DataParallelStrategy¶

class lightning_fabric.strategies.DataParallelStrategy(accelerator=None, parallel_devices=None, checkpoint_io=None, precision=None)[source]¶

Bases: lightning_fabric.strategies.parallel.ParallelStrategy

Implements data-parallel training in a single process, i.e., the model gets replicated to each device and each gets a split of the data.

all_reduce(collection, group=None, reduce_op='mean')[source]¶

Reduces the given tensor (e.g. across GPUs/processes).

Parameters:

tensor¶ – the tensor to sync and reduce
group¶ (Optional[Any]) – the process group to reduce
reduce_op¶ (Union[ReduceOp, str, None]) – the reduction operation. Defaults to ‘mean’. Can also be a string ‘sum’ or ReduceOp.

Return type:

TypeVar(TReduce)

barrier(*args, **kwargs)[source]¶

Synchronizes all processes which blocks processes until the whole group enters this function.

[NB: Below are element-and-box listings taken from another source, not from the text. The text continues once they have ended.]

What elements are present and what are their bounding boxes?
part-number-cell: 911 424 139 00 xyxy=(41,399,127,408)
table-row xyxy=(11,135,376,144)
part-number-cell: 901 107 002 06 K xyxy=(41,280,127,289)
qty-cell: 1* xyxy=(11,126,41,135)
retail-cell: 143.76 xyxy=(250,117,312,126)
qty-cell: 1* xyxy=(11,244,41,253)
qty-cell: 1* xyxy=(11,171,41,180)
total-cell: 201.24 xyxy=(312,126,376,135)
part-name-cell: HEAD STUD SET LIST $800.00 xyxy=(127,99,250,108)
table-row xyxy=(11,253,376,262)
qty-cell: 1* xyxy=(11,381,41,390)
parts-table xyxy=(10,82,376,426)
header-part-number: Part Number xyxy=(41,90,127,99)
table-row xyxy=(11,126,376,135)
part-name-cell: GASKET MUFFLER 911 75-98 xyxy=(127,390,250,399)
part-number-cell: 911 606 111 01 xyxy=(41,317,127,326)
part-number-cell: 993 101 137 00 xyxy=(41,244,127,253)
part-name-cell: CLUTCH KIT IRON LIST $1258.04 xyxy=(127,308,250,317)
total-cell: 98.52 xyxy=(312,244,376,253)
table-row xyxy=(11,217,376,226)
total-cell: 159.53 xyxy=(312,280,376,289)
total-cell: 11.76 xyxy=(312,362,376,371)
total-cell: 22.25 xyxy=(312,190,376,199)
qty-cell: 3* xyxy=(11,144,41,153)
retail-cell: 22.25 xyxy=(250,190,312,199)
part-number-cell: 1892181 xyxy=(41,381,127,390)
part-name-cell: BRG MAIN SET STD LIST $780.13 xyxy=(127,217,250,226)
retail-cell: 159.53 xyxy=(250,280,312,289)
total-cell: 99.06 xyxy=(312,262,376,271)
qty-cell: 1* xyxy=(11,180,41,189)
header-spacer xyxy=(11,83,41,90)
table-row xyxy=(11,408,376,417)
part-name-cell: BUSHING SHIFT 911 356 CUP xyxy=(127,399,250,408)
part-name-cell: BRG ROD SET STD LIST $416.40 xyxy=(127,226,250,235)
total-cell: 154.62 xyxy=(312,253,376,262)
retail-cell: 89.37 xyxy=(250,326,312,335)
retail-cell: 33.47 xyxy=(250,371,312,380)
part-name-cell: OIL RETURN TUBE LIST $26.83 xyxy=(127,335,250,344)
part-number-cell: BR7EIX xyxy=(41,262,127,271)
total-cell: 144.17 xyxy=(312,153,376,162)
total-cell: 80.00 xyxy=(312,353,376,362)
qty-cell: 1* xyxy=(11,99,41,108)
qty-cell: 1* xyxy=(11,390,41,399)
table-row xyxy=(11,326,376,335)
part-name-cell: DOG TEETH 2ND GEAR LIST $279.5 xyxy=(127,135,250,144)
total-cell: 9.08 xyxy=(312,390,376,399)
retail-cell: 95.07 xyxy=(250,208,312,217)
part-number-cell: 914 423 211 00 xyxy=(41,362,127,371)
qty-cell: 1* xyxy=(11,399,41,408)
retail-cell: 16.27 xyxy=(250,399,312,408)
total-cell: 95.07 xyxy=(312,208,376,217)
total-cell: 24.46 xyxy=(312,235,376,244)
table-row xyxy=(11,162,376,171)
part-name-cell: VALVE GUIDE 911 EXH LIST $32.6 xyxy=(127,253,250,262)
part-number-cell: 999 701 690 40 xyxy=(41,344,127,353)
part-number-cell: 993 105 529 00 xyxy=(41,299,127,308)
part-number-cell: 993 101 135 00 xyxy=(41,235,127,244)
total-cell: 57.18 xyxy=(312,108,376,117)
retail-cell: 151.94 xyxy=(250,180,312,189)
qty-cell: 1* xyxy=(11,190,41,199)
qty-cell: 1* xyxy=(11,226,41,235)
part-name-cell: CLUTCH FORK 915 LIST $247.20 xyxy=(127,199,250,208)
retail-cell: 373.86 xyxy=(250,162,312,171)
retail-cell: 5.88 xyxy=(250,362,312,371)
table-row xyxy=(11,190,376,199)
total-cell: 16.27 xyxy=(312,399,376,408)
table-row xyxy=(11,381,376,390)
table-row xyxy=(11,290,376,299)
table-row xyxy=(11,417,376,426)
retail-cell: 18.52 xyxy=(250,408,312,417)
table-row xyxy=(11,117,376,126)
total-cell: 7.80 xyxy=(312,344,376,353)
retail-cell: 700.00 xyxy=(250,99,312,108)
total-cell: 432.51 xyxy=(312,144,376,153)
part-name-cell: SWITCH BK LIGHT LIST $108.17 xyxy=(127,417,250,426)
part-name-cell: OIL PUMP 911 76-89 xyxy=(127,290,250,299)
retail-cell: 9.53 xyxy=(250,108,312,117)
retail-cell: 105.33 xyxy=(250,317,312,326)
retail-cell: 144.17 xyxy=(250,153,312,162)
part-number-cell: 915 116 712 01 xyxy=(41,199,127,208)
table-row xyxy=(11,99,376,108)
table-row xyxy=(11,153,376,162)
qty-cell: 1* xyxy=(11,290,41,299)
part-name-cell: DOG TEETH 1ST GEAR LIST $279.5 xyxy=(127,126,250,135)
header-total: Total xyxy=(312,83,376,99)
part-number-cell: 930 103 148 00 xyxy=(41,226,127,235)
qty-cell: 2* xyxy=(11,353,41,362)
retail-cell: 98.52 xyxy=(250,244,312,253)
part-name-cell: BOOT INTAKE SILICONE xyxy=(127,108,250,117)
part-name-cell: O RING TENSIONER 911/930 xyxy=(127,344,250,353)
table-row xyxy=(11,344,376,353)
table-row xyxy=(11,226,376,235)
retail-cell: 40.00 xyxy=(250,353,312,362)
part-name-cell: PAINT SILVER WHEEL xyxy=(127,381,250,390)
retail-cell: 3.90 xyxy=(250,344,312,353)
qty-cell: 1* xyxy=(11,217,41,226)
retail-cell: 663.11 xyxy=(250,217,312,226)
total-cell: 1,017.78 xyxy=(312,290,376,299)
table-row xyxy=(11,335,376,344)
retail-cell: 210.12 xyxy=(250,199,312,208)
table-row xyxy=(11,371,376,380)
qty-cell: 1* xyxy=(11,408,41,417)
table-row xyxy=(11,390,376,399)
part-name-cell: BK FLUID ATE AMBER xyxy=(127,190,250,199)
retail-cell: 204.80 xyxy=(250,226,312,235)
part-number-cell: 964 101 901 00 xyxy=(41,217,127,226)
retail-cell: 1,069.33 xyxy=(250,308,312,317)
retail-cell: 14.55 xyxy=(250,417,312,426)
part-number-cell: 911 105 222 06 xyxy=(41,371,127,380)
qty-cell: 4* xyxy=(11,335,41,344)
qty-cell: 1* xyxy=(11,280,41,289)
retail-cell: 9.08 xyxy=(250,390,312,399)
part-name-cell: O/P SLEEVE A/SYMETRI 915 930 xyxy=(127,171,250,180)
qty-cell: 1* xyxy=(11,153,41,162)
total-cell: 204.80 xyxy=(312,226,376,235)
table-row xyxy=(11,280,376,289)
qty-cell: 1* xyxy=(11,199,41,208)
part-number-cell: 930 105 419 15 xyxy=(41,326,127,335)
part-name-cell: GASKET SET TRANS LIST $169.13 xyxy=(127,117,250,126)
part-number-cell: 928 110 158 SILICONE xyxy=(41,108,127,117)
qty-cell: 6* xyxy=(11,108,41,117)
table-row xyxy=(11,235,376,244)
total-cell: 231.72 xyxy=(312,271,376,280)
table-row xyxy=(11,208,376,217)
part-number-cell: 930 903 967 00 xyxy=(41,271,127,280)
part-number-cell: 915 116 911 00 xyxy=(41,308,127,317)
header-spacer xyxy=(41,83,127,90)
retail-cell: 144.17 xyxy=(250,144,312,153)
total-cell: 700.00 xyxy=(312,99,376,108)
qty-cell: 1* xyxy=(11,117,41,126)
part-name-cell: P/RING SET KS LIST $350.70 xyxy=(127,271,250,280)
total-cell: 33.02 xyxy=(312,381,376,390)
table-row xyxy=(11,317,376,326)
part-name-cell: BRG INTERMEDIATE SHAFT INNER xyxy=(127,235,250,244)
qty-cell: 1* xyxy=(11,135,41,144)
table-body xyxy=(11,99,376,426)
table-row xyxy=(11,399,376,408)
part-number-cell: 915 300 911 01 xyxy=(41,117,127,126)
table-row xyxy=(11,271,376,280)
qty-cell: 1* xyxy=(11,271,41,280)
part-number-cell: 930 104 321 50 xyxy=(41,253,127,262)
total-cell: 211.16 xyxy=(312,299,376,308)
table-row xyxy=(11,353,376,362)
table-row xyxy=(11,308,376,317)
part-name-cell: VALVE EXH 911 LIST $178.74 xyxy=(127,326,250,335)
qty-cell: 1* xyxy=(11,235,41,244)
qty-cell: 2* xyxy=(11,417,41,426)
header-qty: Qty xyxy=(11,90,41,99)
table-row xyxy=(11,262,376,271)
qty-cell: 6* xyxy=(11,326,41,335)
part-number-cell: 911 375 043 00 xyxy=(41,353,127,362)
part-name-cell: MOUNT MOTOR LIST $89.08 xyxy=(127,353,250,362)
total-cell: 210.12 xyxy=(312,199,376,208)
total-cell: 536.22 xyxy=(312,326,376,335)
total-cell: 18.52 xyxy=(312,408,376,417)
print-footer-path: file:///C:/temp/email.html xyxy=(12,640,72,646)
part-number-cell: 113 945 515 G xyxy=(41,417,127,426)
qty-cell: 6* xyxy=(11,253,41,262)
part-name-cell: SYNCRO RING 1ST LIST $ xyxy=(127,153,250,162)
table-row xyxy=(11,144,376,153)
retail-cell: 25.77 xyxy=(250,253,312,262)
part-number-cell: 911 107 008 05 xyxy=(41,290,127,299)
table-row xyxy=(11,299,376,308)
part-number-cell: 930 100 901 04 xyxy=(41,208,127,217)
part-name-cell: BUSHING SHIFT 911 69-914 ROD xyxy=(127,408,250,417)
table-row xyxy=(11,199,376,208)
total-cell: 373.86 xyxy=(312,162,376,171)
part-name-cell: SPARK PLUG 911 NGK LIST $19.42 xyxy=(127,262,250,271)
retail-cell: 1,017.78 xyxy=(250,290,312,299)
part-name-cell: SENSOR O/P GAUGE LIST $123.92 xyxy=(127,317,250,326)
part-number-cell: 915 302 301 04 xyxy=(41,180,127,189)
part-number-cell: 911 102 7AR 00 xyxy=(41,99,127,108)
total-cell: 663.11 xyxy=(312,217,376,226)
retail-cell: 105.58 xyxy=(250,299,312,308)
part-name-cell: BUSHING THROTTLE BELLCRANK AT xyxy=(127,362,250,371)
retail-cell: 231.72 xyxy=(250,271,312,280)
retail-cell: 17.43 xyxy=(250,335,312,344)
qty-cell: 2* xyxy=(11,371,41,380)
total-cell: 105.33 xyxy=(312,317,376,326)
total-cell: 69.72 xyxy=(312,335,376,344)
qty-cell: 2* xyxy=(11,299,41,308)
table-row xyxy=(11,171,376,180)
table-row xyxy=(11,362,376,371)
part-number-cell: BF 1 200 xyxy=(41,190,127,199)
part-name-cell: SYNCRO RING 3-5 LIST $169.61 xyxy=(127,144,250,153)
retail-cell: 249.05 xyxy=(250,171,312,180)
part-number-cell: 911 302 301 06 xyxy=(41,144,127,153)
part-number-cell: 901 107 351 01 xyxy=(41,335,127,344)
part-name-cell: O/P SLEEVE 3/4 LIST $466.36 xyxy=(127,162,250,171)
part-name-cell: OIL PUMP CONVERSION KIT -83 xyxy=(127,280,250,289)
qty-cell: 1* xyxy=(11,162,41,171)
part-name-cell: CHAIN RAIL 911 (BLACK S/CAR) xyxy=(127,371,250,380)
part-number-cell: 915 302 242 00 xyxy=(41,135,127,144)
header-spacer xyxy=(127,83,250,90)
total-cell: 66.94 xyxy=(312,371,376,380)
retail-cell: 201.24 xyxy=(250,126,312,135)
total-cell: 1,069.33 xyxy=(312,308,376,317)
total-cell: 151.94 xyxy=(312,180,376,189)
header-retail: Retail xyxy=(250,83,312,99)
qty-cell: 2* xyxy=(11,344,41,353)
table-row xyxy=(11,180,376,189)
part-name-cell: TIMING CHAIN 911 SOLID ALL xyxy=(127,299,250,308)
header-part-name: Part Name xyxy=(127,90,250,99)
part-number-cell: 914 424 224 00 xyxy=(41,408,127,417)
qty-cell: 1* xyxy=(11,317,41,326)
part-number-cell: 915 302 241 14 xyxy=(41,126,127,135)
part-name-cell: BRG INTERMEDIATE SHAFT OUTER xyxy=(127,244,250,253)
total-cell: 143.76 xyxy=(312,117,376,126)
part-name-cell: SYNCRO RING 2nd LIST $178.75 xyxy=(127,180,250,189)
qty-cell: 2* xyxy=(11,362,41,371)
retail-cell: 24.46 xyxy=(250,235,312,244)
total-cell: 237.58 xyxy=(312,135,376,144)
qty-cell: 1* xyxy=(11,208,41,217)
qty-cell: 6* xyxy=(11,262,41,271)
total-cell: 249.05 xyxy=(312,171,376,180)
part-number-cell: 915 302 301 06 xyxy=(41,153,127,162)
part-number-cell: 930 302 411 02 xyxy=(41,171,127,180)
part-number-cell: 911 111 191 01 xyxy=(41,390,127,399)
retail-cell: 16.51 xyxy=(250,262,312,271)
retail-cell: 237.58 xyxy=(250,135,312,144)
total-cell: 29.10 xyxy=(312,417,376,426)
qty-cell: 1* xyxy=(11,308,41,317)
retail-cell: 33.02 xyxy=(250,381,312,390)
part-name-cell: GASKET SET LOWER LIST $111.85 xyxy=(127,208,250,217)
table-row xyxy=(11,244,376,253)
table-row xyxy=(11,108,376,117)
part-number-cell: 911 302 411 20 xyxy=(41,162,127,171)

Parameters:: name¶ – an optional name to pass into barrier.
Return type:: None

batch_to_device(batch, device=None)[source]¶

Moves the batch to the correct device.

The returned batch is of the same type as the input batch, just having all tensors on the correct device.

Parameters:

batch¶ (Any) – The batch of samples to move to the correct device
device¶ (Optional[device]) – The target device

Return type:

Any

broadcast(obj, src=0)[source]¶

Broadcasts an object to all processes.

Parameters:

obj¶ (TypeVar(TBroadcast)) – the object to broadcast
src¶ (int) – source rank

Return type:

TypeVar(TBroadcast)

module_to_device(module)[source]¶

Moves the model to the correct device.

Return type:: None

reduce_boolean_decision(decision, all=True)[source]¶

Reduces a boolean decision over distributed processes. By default is analagous to all from the standard library, returning True only if all input decisions evaluate to True. If all is set to False, it behaves like any instead.

Parameters:

decision¶ (bool) – A single input decision.
all¶ (bool) – Whether to logically emulate all or any. Defaults to True.

Returns:

The reduced boolean decision.

Return type:

bool

setup_module(module)[source]¶

Wraps the given model into a DataParallel module.

Return type:: DataParallel

property distributed_sampler_kwargs: None¶

Arguments for the DistributedSampler.

If this method is not defined, or it returns None, then the DistributedSampler will not be used.

property root_device: torch.device¶: Returns the root device.